Connection pooling provides better scalability to your applications when many different connections to SQL Server must be established, but not many simultaneously. Typical examples are web applications. In this case, trying to use connection pooling represents some extra security challenges. Using SQL Server authentication or Windows authentication will represent using a different pool of connections for each combination of connection string and security context, and this will make using connection pooling almost useless. The whole idea of using connection pooling is to have many chances that when you request a new connection, you could retrieve it directly from the pool, without asking SQL Server to create a new connection for you.
A solution to this problem could be providing some kind of user-defined authentication that will result in access to SQL Server through a few pre-defined roles/logins, trying to limit the number of connection pools, and maximizing the reuse of open connections.
One thing to consider is that using connection pooling is incompatible with using SQL Server application roles.
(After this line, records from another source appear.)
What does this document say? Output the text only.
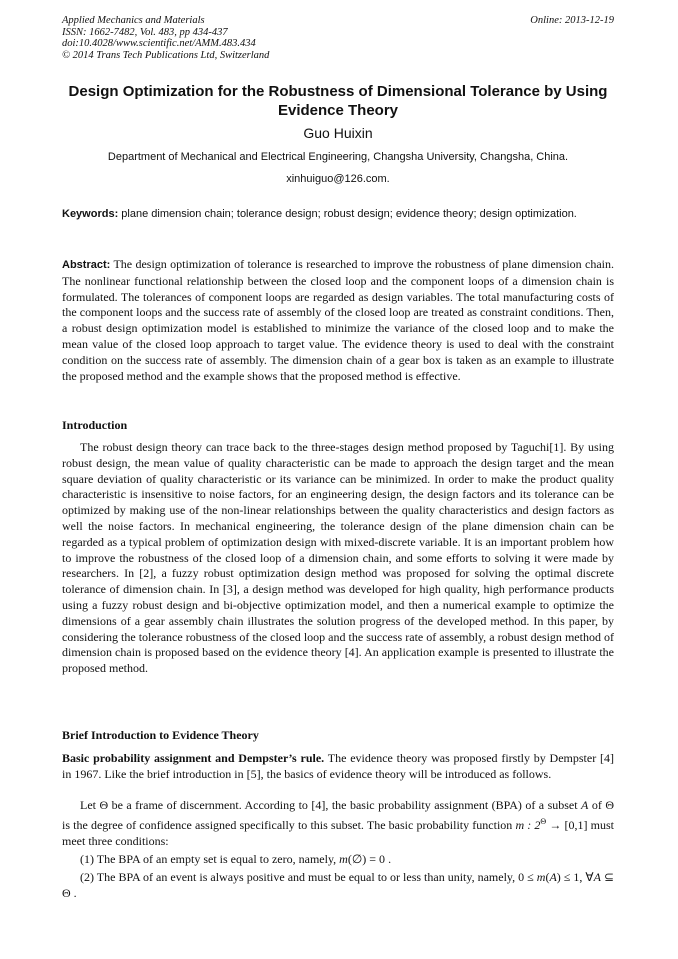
Applied Mechanics and Materials
ISSN: 1662-7482, Vol. 483, pp 434-437
doi:10.4028/www.scientific.net/AMM.483.434
© 2014 Trans Tech Publications Ltd, Switzerland
Online: 2013-12-19
Design Optimization for the Robustness of Dimensional Tolerance by Using Evidence Theory
Guo Huixin
Department of Mechanical and Electrical Engineering, Changsha University, Changsha, China.
xinhuiguo@126.com.
Keywords: plane dimension chain; tolerance design; robust design; evidence theory; design optimization.
Abstract: The design optimization of tolerance is researched to improve the robustness of plane dimension chain. The nonlinear functional relationship between the closed loop and the component loops of a dimension chain is formulated. The tolerances of component loops are regarded as design variables. The total manufacturing costs of the component loops and the success rate of assembly of the closed loop are treated as constraint conditions. Then, a robust design optimization model is established to minimize the variance of the closed loop and to make the mean value of the closed loop approach to target value. The evidence theory is used to deal with the constraint condition on the success rate of assembly. The dimension chain of a gear box is taken as an example to illustrate the proposed method and the example shows that the proposed method is effective.
Introduction
The robust design theory can trace back to the three-stages design method proposed by Taguchi[1]. By using robust design, the mean value of quality characteristic can be made to approach the design target and the mean square deviation of quality characteristic or its variance can be minimized. In order to make the product quality characteristic is insensitive to noise factors, for an engineering design, the design factors and its tolerance can be optimized by making use of the non-linear relationships between the quality characteristics and design factors as well the noise factors. In mechanical engineering, the tolerance design of the plane dimension chain can be regarded as a typical problem of optimization design with mixed-discrete variable. It is an important problem how to improve the robustness of the closed loop of a dimension chain, and some efforts to solving it were made by researchers. In [2], a fuzzy robust optimization design method was proposed for solving the optimal discrete tolerance of dimension chain. In [3], a design method was developed for high quality, high performance products using a fuzzy robust design and bi-objective optimization model, and then a numerical example to optimize the dimensions of a gear assembly chain illustrates the solution progress of the developed method. In this paper, by considering the tolerance robustness of the closed loop and the success rate of assembly, a robust design method of dimension chain is proposed based on the evidence theory [4]. An application example is presented to illustrate the proposed method.
Brief Introduction to Evidence Theory
Basic probability assignment and Dempster’s rule. The evidence theory was proposed firstly by Dempster [4] in 1967. Like the brief introduction in [5], the basics of evidence theory will be introduced as follows.
Let Θ be a frame of discernment. According to [4], the basic probability assignment (BPA) of a subset A of Θ is the degree of confidence assigned specifically to this subset. The basic probability function m : $2^\Theta \to [0,1]$ must meet three conditions:
(1) The BPA of an empty set is equal to zero, namely, m(∅) = 0 .
(2) The BPA of an event is always positive and must be equal to or less than unity, namely, 0 ≤ m(A) ≤ 1, ∀A ⊆ Θ .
If your intention is using connection pooling in components that will run in the middle tier, it would be better to leverage the capabilities of COM+ object pooling which will provide a similar effect than connection pooling from the database access point of view.
A final comment about connection pooling, to clarify some common misconception: connection pooling has nothing to do with SQL Server. In other words, SQL Server doesn’t know anything about the existence of any pool of connections. SQL Server sees connections, pulled or not, full stop.